“Measles is extremely contagious and there has been an increase in measles cases around the world (with a million more measles cases reported in 2022 than 2021 by the WHO) due to setbacks in measles vaccination rates during the COVID-19 pandemic,” Dr. Monica Gandhi, MPH, a professor of medicine at the University of California San Francisco’s Division of HIV, Infectious Diseases, and Global Medicine, told Healthline. “Members of the public are at risk if they have not been vaccinated (which usually happens in childhood) so the larger population need not be concerned if vaccinations are kept up to date.”

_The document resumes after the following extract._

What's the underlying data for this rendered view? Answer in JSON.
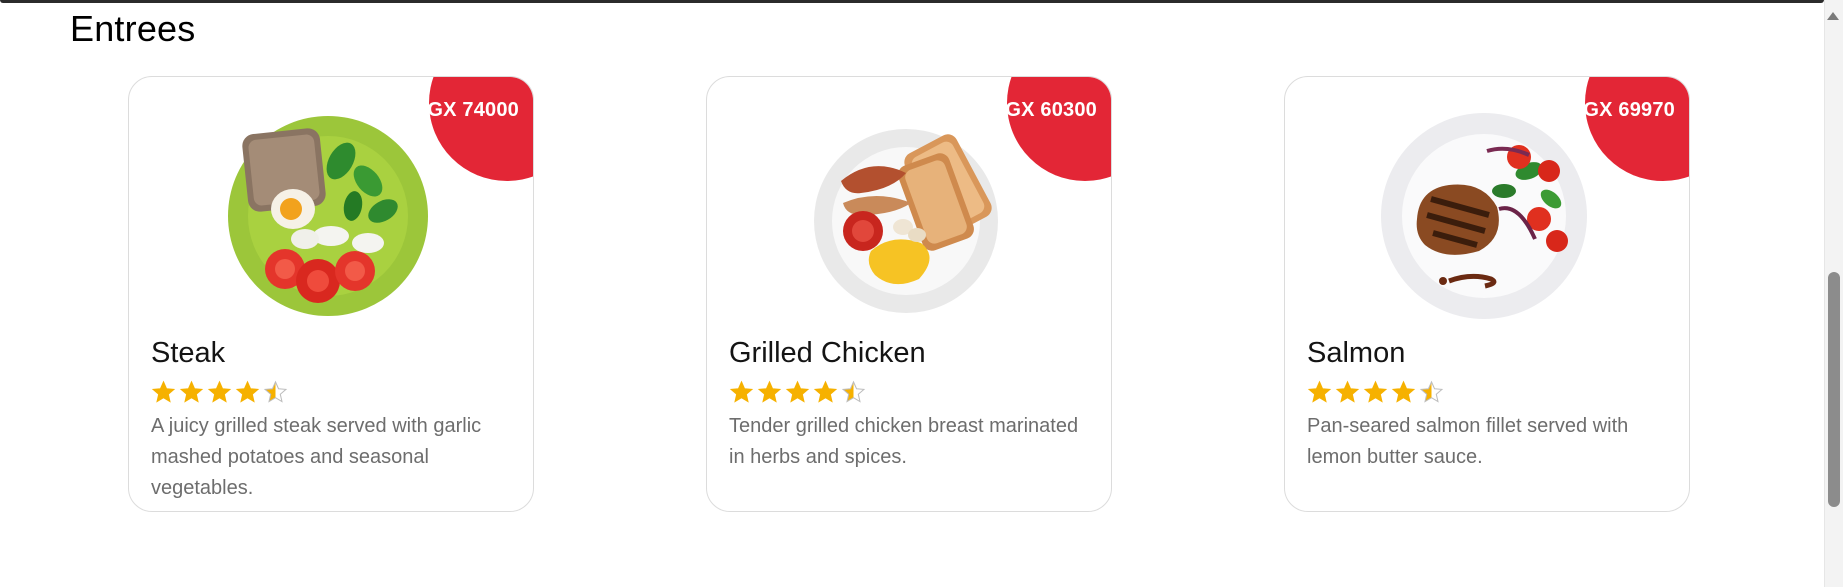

In the last half of 2023, there were more than 20,000 cases of measles in Yemen, the country with the leading outbreak. This is an indicator that without widespread immunity or vaccination, the virus can spread widely, Dr. Tina Tan, an attending physician at Division of Infectious Diseases at the Ann & Robert H. Lurie Children’s Hospital of Chicago, told Healthline.
“There are multiple countries around the world where measles is endemic and circulates widely in the community,” Tan said. “With international travel on the increase, unimmunized individuals are getting exposed to measles in the foreign countries that they are visiting, they are getting sick and exposing unimmunized, under immunized and persons that are too young to be immunized or who are unable to be immunized for medical reasons to measles. This has been reported on a number of occasions where exposure is occurring on airplanes, in airports or in the unimmunized person’s community.”